Aku tersenyum. Begitu melihat teman-temanku di ruangan itu. Adrian memegang kue dengan lilin yang menyala.
"Tiup lilinnya, Ray", seru Adrian.
Masih diiringi lagu selamat ulangtahun, aku berdoa, lalu meniup lilin itu, diiringi tepuk tangan dan senyum manusia satu ruangan.
"Kalian apa sih? Udah bukan anak kecil kali pakai surprise segala begini", kataku sembari menerima pelukan Tara.
"Ga apa-apa kan, Ya, sekali-kali", Tara cemberut sembari merangkul lenganku.
"Benar, kata Tara, Ray, ga apa-apa lagi, kita cuma mau liat lo bahagia", Dikta menimpal.
"Betul. Panjang umur, ya, Raya, sehat selalu, bahagia selalu", Adrian tersenyum mengusap kepalaku.
Senyumku hilang sesaat setelah Adrian menyelesaikan kalimatnya. Namun buru-buru kuganti dengan senyum yang lain.
"Iyaa, aamiin", lanjutku untuk setiap doa-doa yang mereka panjatkan untukku.
"Tadi pas mau tiap lilin kamu make a wish dulu kan, Ya?", celetuk Alan.
"Iya lah, emang lo ga liat apa? Keasikan nyanyi sih ya lo?".
"Enak aja. Habis, lo cepet bgt doanya".
"Ngapain lama-lama, gua kan ga banyak mau".
"Ya, emang kamu minta apa?", tanya Tara. Matanya berbinar.
Aku diam sebentar. "Ra-ha-si-a", aku tersenyum jahil, dan segera mengalihkan ke topik lain, "mau ngobrol terus apa mau lanjut makan kue nih?".

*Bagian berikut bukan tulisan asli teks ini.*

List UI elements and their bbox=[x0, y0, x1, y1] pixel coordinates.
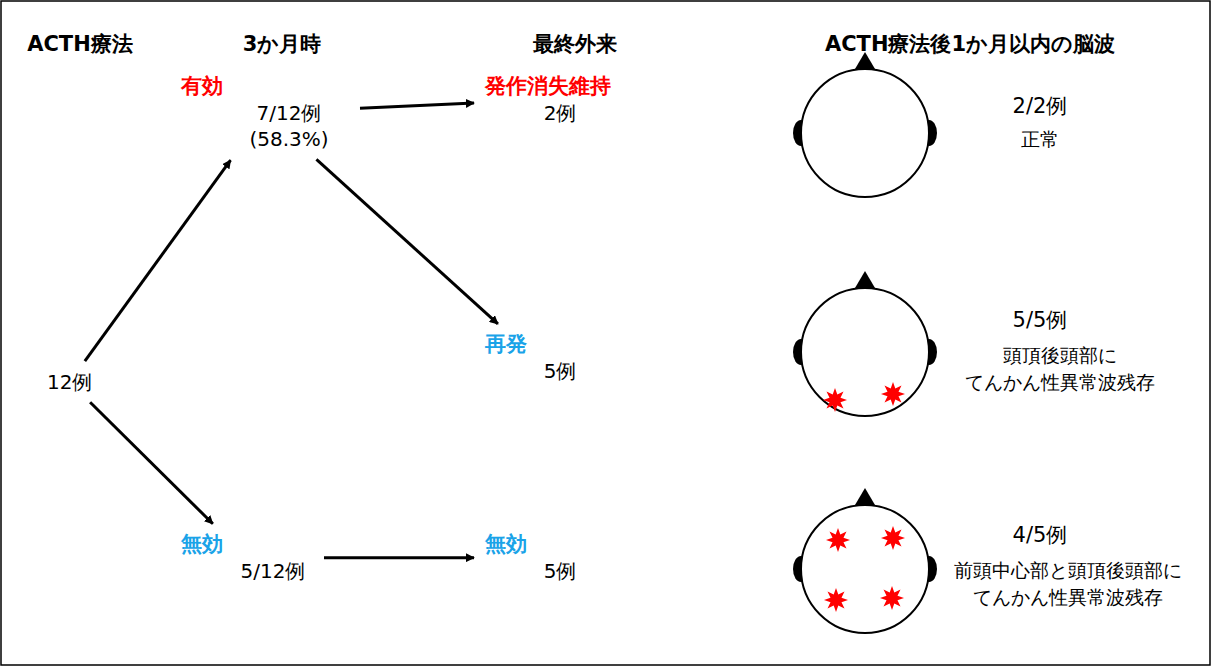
outcome-count: 5例 bbox=[535, 558, 585, 584]
head-anterior-posterior bbox=[793, 488, 937, 633]
flow-arrow bbox=[360, 103, 474, 108]
flow-arrow bbox=[85, 160, 231, 361]
outcome-heading: 再発 bbox=[485, 331, 585, 358]
result-heading: 有効 bbox=[181, 73, 349, 100]
result-heading: 無効 bbox=[181, 531, 313, 558]
result-count: 7/12例 (58.3%) bbox=[229, 100, 349, 152]
outcome-heading: 発作消失維持 bbox=[485, 73, 611, 100]
eeg-count: 2/2例 bbox=[980, 92, 1100, 121]
flow-arrow bbox=[324, 556, 474, 559]
text-node: 再発5例 bbox=[480, 328, 590, 387]
node-count: 12例 bbox=[47, 369, 92, 395]
eeg-finding: 正常 bbox=[980, 126, 1100, 153]
column-header: ACTH療法 bbox=[15, 30, 145, 59]
text-node: 無効5例 bbox=[480, 528, 590, 587]
flow-arrow bbox=[90, 402, 213, 524]
text-node: 12例 bbox=[42, 366, 97, 398]
column-header: 3か月時 bbox=[222, 30, 342, 59]
outcome-count: 2例 bbox=[535, 100, 585, 126]
text-node: 発作消失維持2例 bbox=[480, 70, 616, 129]
column-header: 最終外来 bbox=[510, 30, 640, 59]
eeg-count: 5/5例 bbox=[980, 306, 1100, 335]
eeg-finding: 前頭中心部と頭頂後頭部に てんかん性異常波残存 bbox=[935, 557, 1200, 610]
outcome-count: 5例 bbox=[535, 358, 585, 384]
text-node: 有効7/12例 (58.3%) bbox=[176, 70, 354, 155]
flow-arrow bbox=[316, 159, 497, 324]
eeg-count: 4/5例 bbox=[980, 521, 1100, 550]
outcome-heading: 無効 bbox=[485, 531, 585, 558]
text-node: 無効5/12例 bbox=[176, 528, 318, 587]
head-posterior bbox=[793, 271, 937, 416]
column-header: ACTH療法後1か月以内の脳波 bbox=[745, 30, 1195, 59]
head-normal bbox=[793, 52, 937, 197]
result-count: 5/12例 bbox=[233, 558, 313, 584]
eeg-finding: 頭頂後頭部に てんかん性異常波残存 bbox=[940, 342, 1180, 395]
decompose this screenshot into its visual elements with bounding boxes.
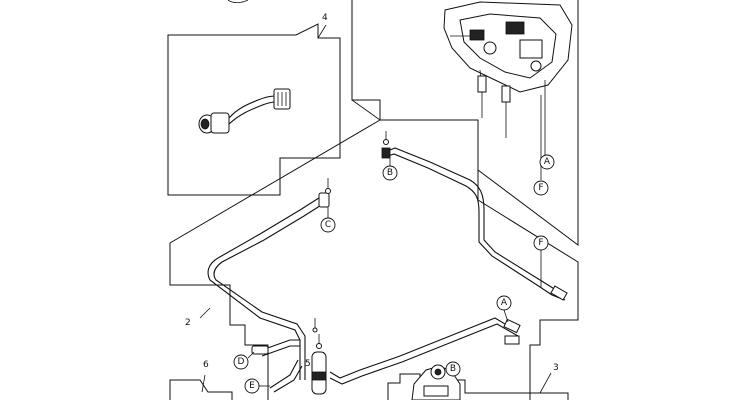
svg-text:A: A [544, 157, 551, 167]
group-frame-unit [351, 0, 579, 246]
part-number-3: 3 [553, 363, 559, 373]
callout-E-hose: E [244, 378, 260, 394]
pressure-switch-icon [198, 88, 291, 134]
callout-D-hose: D [233, 354, 249, 370]
svg-text:B: B [387, 168, 393, 178]
leader-3 [539, 372, 552, 394]
callout-C-hose: C [320, 217, 336, 233]
svg-text:A: A [501, 298, 508, 308]
svg-text:E: E [249, 381, 255, 391]
callout-B-hose: B [382, 165, 398, 181]
callout-F-hose: F [533, 235, 549, 251]
group-frame-2-right [477, 170, 579, 400]
group-frame-4 [167, 23, 341, 196]
part-number-2: 2 [185, 318, 191, 328]
group-frame-2 [169, 119, 381, 400]
callout-F-top: F [533, 180, 549, 196]
svg-text:C: C [325, 220, 331, 230]
leader-4 [317, 24, 327, 39]
evaporator-unit-icon [443, 1, 573, 138]
part-number-5: 5 [305, 359, 311, 369]
callout-A-hose: A [496, 295, 512, 311]
svg-text:D: D [238, 357, 245, 367]
group-frame-6 [169, 379, 233, 400]
callout-B-compressor: B [445, 361, 461, 377]
svg-text:B: B [450, 364, 456, 374]
svg-text:F: F [538, 183, 543, 193]
callout-A-top: A [539, 154, 555, 170]
leader-2 [199, 307, 211, 319]
leader-6 [201, 374, 206, 393]
frame-diagonal [351, 99, 381, 121]
svg-text:F: F [538, 238, 543, 248]
ac-hose-assembly-icon [207, 131, 568, 395]
partial-part-top [227, 0, 249, 4]
part-number-6: 6 [203, 360, 209, 370]
part-number-4: 4 [322, 13, 328, 23]
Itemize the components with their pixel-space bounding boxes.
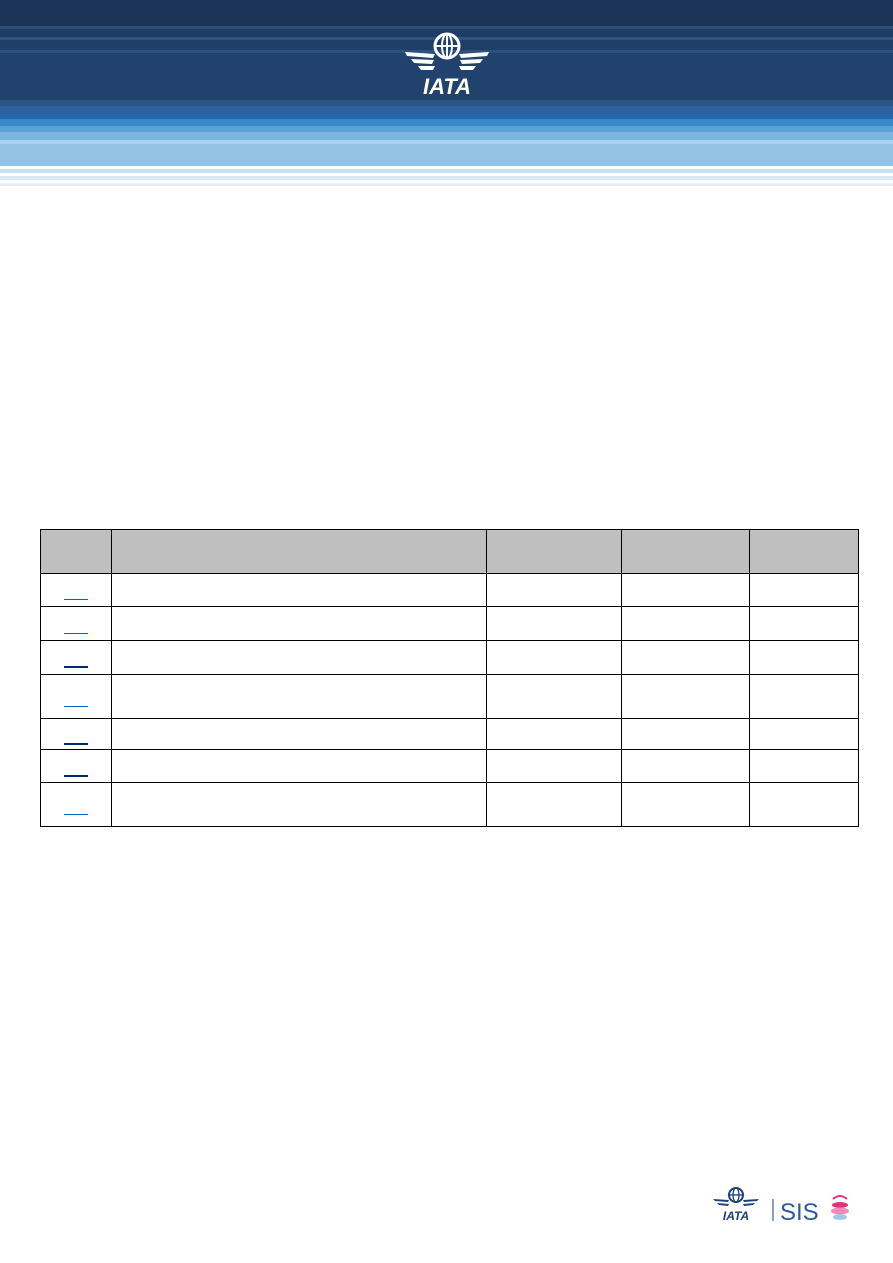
table-cell	[40, 640, 112, 675]
table-cell	[486, 674, 622, 719]
column-header	[486, 529, 622, 574]
row-link[interactable]	[64, 733, 88, 745]
table-cell	[749, 606, 859, 641]
table-row	[40, 718, 859, 750]
table-cell	[749, 718, 859, 750]
table-cell	[749, 674, 859, 719]
table-cell	[621, 749, 750, 783]
table-cell	[111, 640, 487, 675]
iata-globe-wings-icon	[713, 1187, 759, 1206]
table-row	[40, 782, 859, 827]
table-cell	[111, 573, 487, 607]
table-cell	[40, 718, 112, 750]
table-cell	[111, 606, 487, 641]
row-link[interactable]	[64, 656, 88, 668]
column-header	[40, 529, 112, 574]
table-cell	[749, 782, 859, 827]
table-cell	[621, 674, 750, 719]
sis-globe-icon	[831, 1195, 849, 1220]
table-row	[40, 749, 859, 783]
table-cell	[111, 674, 487, 719]
table-cell	[111, 782, 487, 827]
header-banner: IATA	[0, 0, 893, 192]
table-cell	[621, 640, 750, 675]
row-link[interactable]	[64, 589, 88, 600]
table-cell	[111, 749, 487, 783]
row-link[interactable]	[64, 804, 88, 815]
table-cell	[40, 606, 112, 641]
table-cell	[749, 749, 859, 783]
table-row	[40, 573, 859, 607]
row-link[interactable]	[64, 765, 88, 777]
table-row	[40, 674, 859, 719]
table-header-row	[40, 529, 859, 574]
iata-globe-wings-icon	[405, 32, 489, 70]
table-cell	[40, 573, 112, 607]
table-cell	[40, 782, 112, 827]
table-cell	[621, 606, 750, 641]
column-header	[111, 529, 487, 574]
row-link[interactable]	[64, 696, 88, 707]
row-link[interactable]	[64, 623, 88, 634]
table-cell	[749, 640, 859, 675]
table-cell	[486, 749, 622, 783]
table-cell	[40, 674, 112, 719]
table-cell	[749, 573, 859, 607]
table-row	[40, 606, 859, 641]
table-cell	[486, 573, 622, 607]
table-cell	[621, 573, 750, 607]
table-cell	[621, 782, 750, 827]
footer-sis-text: SIS	[780, 1199, 819, 1225]
table-cell	[111, 718, 487, 750]
table-cell	[486, 782, 622, 827]
table-cell	[40, 749, 112, 783]
footer-iata-text: IATA	[723, 1209, 749, 1223]
iata-logo: IATA	[405, 32, 489, 99]
table-cell	[621, 718, 750, 750]
column-header	[621, 529, 750, 574]
iata-sis-logo: IATA SIS	[713, 1187, 849, 1225]
column-header	[749, 529, 859, 574]
table-cell	[486, 606, 622, 641]
table-cell	[486, 718, 622, 750]
document-table	[40, 529, 859, 827]
iata-logo-text: IATA	[423, 74, 471, 99]
table-row	[40, 640, 859, 675]
table-cell	[486, 640, 622, 675]
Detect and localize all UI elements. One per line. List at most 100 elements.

"Oiya, Ray, ayo potong, kue spesial buat kamu yang ga suka manis pilihan aku", Tara mengucapkannya dengan bangga, dan merangkulku kembali.
Aku lega mereka tidak lagi membahasnya, harapanku itu.
Adrian mengangkat gelas berisi cola mengajak bersulang, "untuk Raya, umur yang panjang, dan persahabatan yang langgeng". Disambut dentingan gelas kami.
Aku tersenyum, melihat satu per satu wajah berseri sahabat-sahabatku ini. Aku rasanya tidak mau mengecewakan mereka. Aku menghela napas memikirkan setiap doa yang mereka semogakan untukku hari ini, selama ini.
"Panjang umur. Harapan", gumamku.
Aku tak bisa bilang tentang doaku sebelum lilin itu kutiup. Karena doa-doaku hampir selalu bertentangan dengan mereka.
Panjang umur, sehat selalu. Kalimat itu berdengung terus menerus di kepalaku. Bagian paling ironisnya adalah yang aku semogakan justru sebaliknya. Sebelum lilin itu kutiup, atau bahkan setiap malam sebelum tidur, setiap subuh, dan setiap petang aku berdoa, "Tuhan tolong hilangkan saja aku dari Dunia, apapun caramu".